The Musée Conti Wax Museum shuttered its doors in 2016 to make way for condos. Along with Arnaud’s Germaine Wells Mardi Gras Museum, it was a place I popped into often when I am in the quarter.
The wax museum was no Madame Tussauds but that made it all the more perfect. Minus the hall of horrors, the main roundabout told the history of New Orleans in a New Orleans fashion. Scarier than than the likes of Dracula, was the Madam LaLaurie tableau.
LaLaurie, an affluent woman whose large dwelling still stands in the French Quarter, is known for her sadistic treatment of her many slaves. The story has changed over time, becoming more graphic and filled out as time goes by. The facts are she was a socialite in New Orleans, she owned many slaves, and there was a fire on her property in 1834 and little was recorded about her life after this.

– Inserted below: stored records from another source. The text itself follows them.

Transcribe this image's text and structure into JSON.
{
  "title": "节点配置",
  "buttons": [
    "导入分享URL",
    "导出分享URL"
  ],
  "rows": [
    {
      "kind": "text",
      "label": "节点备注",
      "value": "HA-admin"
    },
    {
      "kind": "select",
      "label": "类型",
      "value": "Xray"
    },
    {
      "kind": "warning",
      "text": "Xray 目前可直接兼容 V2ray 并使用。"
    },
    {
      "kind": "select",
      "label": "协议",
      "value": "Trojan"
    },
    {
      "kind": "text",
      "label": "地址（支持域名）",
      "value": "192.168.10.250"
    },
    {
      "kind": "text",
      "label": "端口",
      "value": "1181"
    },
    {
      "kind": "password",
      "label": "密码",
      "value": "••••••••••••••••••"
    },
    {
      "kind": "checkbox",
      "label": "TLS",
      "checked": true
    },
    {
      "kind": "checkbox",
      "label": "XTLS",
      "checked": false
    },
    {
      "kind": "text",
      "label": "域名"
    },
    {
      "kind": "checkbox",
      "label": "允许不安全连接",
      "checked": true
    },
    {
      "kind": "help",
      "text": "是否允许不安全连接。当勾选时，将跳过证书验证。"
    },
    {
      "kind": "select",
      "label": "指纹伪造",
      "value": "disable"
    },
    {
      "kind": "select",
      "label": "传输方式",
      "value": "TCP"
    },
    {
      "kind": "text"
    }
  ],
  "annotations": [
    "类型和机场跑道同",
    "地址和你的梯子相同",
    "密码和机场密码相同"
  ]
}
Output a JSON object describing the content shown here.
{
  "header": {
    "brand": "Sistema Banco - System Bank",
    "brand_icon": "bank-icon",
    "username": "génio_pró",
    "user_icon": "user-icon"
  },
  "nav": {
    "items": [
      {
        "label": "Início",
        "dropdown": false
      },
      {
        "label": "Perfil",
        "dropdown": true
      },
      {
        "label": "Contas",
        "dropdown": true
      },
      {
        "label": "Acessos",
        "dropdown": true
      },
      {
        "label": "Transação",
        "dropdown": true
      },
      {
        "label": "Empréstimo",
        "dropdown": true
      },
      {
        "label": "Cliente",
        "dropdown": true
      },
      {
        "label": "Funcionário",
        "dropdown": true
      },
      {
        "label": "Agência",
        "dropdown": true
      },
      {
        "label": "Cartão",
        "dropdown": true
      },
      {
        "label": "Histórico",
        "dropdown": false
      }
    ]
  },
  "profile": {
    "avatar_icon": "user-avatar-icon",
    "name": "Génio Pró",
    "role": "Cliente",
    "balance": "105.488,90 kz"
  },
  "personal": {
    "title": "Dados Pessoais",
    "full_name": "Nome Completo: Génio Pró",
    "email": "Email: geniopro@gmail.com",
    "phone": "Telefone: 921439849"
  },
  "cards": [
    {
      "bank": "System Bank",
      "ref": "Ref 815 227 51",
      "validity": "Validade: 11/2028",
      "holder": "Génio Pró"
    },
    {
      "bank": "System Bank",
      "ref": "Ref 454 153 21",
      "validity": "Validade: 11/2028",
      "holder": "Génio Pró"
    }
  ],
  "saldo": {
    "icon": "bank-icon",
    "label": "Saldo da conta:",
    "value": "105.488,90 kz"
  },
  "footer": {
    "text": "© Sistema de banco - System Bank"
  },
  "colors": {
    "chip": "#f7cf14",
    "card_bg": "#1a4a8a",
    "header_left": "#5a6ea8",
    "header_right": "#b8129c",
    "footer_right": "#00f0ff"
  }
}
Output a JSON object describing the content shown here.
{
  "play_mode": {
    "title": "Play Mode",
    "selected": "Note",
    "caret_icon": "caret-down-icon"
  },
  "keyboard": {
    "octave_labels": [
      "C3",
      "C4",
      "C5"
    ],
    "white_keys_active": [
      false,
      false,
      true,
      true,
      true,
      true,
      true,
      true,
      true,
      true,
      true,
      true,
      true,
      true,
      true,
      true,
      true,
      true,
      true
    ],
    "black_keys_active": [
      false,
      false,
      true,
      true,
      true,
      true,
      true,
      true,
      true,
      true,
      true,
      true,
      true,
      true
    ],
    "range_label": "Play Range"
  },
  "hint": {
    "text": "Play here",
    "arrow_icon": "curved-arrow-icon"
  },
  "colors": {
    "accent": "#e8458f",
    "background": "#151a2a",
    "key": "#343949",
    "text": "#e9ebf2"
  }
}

The tale goes that the fire was started by one of her tortured slaves who was chained to the stove. When the fire department came to put out the fire, a horrific scene was laid before them. As shown at the wax museum, she disfigured and mutilated, and did horrendous experiments in her attic. The Madam had to flee to France to avoid the angry mob.
As a guide once stated while commencing a ghost tour, the streets of New Orleans have seen 300 years of pain and suffering. The wax museum didn’t shy away from that. The folklore gets to the truth sometimes better than the facts.